Fortigate SSL VPN via Google SAML

Hi everyone.

I am trying to set up Forticlient VPN users to be able to authenticate and get VPN access using their Google accounts. We have a Fortigate FGT60E with FortiOS 7.4.9 running.

Right now we have a SSL-VPN set up and working fine but with separate account credentials + FortiTokens.

I had tried following different guides I found online + trying to use the logic of my own but I am stuck, based on logs fortigate does not really understand how to map a user to a group. 

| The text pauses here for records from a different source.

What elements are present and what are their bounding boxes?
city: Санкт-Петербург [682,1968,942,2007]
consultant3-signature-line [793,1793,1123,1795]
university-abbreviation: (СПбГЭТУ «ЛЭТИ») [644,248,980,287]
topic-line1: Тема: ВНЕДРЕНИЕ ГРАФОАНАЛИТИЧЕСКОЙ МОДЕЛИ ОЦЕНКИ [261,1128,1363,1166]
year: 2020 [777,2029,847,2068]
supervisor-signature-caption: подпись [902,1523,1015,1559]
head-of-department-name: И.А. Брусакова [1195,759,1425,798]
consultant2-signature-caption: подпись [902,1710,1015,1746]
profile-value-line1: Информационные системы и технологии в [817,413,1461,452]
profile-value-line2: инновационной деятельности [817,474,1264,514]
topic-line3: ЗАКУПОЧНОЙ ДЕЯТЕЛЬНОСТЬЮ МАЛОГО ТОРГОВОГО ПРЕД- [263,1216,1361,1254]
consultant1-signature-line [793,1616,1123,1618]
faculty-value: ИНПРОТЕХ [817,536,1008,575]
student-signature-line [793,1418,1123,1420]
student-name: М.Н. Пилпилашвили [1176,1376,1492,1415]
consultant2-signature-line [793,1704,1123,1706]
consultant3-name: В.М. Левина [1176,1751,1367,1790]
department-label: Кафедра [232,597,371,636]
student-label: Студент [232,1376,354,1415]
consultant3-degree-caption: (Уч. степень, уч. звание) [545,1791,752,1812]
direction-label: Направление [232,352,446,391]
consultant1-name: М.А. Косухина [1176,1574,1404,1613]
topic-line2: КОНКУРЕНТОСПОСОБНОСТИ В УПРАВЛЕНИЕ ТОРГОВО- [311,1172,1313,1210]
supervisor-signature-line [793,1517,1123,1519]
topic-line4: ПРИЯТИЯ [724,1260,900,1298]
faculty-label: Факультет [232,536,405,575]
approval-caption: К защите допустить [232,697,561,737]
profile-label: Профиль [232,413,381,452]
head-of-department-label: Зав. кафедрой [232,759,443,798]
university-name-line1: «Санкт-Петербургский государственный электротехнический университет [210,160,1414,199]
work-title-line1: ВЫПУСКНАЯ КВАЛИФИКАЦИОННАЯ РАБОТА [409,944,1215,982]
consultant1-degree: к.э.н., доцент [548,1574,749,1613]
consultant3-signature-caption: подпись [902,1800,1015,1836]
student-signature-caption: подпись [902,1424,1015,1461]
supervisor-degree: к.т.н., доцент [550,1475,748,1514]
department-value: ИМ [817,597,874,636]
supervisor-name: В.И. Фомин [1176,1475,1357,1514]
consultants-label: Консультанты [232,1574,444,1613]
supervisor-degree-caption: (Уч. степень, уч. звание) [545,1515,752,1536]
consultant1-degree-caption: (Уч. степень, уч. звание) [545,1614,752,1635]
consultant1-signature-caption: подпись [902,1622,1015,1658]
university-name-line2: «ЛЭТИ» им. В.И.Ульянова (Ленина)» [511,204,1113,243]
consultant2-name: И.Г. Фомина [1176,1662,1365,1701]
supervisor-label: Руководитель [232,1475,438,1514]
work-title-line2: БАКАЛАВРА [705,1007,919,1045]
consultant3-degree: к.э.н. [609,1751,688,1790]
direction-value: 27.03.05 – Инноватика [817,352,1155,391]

I had created a custom SAML app with : ACS : https://MyFQDN:10443/remote/saml/login/
Entity ID: http://MyFQDN:10443/remote/saml/metadata/
Start URL: https://MyFQDN:10443/remote/login
Signed response checked
Certificate valid until 2031.
Basic information > Primary email Attribute mapping : Primary email -> username

On Fortigate side, under User & Authentication SSO I created Google_SAML, with this config :
Entity ID : http://MyFQDN:10443/remote/saml/metadata/
Assertion consumer service URL: https://MyFQDN:10443/remote/saml/login/
Single logout service URL: https://MyFQDN:10443/remote/saml/logout/
Identity Provider configuration:
Entity ID : https://accounts.google.com/o/saml2?idpid=xxxx
Assertion consumer service URL: https://accounts.google.com/o/saml2/idp?idpid=xxxx
Single logout service URL: https://accounts.google.com/o/saml2/idp?idpid=xxxx

Certificate is selected the one from google that I uploaded as Remote Cert.
Attribute used to identify users: username

Note : MyFQDN:10443 is reachable but when I click Single Sign on, I get redirected to google, and when I try to connect with my account I get Forbidden - you don't have permission to acces /remote/saml/login/(null) on this server.
Fortigate logs show : Failed to process response message. ret=101 (Signature element not found)
sslvpn_login_unknown_user

IDP sig verify is required for response and assertions.

Any help is welcome. Thank you in advance.